I am currently implementing a Finite-Difference Time-Domain (FDTD) analysis program, essentially having an array of electromagnetic field components and using each thread to perform an updating equation on each element,

The problem is, as I increase the number of elements in the array (and thus the number of threads I’m using) the kernel fails to do anything (without an error message), this happens when the number of elements is 447, which is somewhat less than I was expecting (when either the number of threads reaches 512 or when shared memory is full at 16kB)
Each thread uses 8 floating point numbers in its processing which are copied into shared memory when the kernel executes,

Any suggestions as to what might be going on, why it might be going on or advice from similar experiences?

Kind Regards

There are several possible scanarios which may lead to such problems.
I’d check kernel resource usage first. To do this add --ptxas-options=-v to your nvcc command line and check output — it will tell you how many register and shared memory are required for each of your kernels.
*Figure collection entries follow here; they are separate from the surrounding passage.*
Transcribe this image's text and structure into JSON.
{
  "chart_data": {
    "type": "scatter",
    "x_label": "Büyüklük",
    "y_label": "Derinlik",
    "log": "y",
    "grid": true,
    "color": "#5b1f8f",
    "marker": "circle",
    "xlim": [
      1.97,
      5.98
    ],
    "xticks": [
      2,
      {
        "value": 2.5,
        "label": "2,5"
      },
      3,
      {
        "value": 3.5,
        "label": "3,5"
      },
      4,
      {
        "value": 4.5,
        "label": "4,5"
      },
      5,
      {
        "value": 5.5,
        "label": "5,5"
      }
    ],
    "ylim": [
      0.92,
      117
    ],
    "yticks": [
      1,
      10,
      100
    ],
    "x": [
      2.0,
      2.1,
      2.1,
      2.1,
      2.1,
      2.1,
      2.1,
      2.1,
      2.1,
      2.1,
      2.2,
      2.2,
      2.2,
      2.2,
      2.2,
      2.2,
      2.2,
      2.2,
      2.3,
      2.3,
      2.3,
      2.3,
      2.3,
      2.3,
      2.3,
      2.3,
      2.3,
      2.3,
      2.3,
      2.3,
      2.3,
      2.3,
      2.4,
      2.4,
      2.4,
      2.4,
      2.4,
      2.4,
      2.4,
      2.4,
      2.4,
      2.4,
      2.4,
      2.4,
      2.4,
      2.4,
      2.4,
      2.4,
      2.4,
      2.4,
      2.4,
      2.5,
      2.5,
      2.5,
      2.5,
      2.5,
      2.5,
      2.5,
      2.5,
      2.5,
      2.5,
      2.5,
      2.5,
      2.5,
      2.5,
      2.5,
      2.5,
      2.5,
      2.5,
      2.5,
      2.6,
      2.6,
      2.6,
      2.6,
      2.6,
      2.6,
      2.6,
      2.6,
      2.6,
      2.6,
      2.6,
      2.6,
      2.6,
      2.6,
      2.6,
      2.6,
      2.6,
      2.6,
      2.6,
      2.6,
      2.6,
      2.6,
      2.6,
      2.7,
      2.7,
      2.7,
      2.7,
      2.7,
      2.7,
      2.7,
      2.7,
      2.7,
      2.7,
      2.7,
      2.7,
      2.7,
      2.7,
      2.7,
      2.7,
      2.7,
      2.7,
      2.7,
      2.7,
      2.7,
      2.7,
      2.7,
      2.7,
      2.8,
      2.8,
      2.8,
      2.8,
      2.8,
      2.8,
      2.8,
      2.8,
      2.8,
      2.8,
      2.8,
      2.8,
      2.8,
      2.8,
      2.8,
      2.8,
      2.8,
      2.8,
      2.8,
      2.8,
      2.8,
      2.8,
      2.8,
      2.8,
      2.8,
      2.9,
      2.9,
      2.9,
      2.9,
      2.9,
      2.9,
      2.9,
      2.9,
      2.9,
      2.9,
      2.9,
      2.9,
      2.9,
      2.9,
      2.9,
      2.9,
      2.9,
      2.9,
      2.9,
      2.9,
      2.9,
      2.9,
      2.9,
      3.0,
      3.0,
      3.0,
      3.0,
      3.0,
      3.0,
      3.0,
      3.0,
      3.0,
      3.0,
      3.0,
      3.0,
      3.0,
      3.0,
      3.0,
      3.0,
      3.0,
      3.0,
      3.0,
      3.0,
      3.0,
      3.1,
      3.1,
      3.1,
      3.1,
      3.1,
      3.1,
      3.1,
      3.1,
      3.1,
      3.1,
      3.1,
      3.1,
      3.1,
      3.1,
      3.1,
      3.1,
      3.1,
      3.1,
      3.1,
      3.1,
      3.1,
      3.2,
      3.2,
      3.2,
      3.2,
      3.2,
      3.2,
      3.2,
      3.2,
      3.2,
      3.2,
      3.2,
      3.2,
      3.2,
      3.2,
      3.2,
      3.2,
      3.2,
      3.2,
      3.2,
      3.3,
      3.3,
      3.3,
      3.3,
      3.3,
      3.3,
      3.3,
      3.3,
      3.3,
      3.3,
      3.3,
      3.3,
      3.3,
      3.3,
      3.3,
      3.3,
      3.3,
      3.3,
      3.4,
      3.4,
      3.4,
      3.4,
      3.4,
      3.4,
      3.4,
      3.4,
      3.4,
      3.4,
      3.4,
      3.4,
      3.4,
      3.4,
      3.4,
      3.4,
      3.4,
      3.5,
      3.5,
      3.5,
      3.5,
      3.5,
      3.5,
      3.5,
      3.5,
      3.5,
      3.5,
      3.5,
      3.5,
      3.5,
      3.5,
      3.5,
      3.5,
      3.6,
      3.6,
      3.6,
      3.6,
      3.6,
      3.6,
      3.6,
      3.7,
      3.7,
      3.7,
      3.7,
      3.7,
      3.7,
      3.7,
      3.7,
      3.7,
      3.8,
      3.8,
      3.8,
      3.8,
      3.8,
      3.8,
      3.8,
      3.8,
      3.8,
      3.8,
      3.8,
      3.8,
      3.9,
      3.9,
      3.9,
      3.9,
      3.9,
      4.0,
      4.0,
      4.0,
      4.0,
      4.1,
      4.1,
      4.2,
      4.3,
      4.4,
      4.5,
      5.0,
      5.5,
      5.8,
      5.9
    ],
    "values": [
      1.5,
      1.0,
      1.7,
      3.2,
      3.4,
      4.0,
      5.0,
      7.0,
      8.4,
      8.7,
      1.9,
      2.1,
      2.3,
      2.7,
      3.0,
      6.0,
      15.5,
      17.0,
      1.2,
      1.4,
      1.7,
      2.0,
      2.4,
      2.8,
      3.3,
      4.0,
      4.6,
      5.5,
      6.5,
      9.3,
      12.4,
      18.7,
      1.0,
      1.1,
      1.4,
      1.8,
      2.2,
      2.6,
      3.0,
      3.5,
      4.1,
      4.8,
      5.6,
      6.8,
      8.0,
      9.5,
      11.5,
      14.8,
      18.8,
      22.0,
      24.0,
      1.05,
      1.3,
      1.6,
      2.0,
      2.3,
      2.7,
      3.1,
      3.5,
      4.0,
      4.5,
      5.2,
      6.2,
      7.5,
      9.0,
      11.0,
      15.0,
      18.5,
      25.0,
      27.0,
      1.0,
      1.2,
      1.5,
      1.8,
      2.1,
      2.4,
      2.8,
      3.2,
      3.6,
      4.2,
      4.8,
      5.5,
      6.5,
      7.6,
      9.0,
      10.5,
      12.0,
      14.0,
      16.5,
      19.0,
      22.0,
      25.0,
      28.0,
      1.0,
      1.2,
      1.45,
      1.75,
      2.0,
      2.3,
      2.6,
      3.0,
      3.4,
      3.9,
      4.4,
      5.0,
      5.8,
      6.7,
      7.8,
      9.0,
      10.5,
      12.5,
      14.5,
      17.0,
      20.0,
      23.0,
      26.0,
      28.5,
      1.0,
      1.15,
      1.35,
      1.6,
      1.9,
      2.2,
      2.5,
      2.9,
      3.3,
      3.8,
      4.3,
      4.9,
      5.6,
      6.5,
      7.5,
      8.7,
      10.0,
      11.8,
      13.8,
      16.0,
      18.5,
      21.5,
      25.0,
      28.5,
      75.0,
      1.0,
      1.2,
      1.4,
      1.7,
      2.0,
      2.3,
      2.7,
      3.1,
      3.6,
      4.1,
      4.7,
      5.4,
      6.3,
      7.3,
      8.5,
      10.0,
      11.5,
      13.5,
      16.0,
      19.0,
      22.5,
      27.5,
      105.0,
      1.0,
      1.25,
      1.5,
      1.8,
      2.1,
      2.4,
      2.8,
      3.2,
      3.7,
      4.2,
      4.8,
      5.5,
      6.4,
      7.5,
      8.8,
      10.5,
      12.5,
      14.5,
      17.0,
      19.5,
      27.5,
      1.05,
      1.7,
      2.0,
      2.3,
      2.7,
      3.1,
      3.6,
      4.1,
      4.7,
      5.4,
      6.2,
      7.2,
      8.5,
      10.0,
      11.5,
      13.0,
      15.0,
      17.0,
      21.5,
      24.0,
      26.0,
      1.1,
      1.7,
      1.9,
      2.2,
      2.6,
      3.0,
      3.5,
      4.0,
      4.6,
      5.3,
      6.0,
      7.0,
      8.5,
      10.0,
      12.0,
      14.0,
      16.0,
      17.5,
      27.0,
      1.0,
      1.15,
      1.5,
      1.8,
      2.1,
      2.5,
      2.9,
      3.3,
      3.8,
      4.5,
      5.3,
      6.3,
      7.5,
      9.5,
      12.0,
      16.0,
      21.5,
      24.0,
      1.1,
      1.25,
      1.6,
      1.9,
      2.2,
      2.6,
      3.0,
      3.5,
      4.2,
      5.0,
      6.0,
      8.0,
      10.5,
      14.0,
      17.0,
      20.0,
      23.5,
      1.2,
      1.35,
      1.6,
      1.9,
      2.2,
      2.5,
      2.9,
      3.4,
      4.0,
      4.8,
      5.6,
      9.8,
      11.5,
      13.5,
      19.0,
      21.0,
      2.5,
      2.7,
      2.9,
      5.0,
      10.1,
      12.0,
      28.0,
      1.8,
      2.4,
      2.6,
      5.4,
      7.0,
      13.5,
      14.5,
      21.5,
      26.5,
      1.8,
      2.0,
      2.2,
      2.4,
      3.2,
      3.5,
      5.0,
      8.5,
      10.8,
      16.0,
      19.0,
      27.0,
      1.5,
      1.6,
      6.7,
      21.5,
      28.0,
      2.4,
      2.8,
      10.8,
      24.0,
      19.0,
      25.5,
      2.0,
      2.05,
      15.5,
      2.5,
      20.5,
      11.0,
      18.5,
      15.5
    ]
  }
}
Check that you’re not exceeding limits of 8192 registers and 16KiB shared memory.

I’ve added --ptxas-options=-v to my nvcc command line but it’s not telling me anything about the resource useage,


you should see a line for each of your kernels like:

register, # bytes shared mem, #bytes local mem and constant mem.


The only extra entry i get is:

1># entry  = updatinga

1>Compiling entry: updatinga

1># entry  = updating

1>Compiling entry: updating

(Where “updating” and “updatinga” are the names of the kernel functions)


Are you using CUDA 1.1? Seems more like 1.0…
In this case you need to generate .cubin files (nvcc -cubin) and examine it, kernel resource usage will be shown there.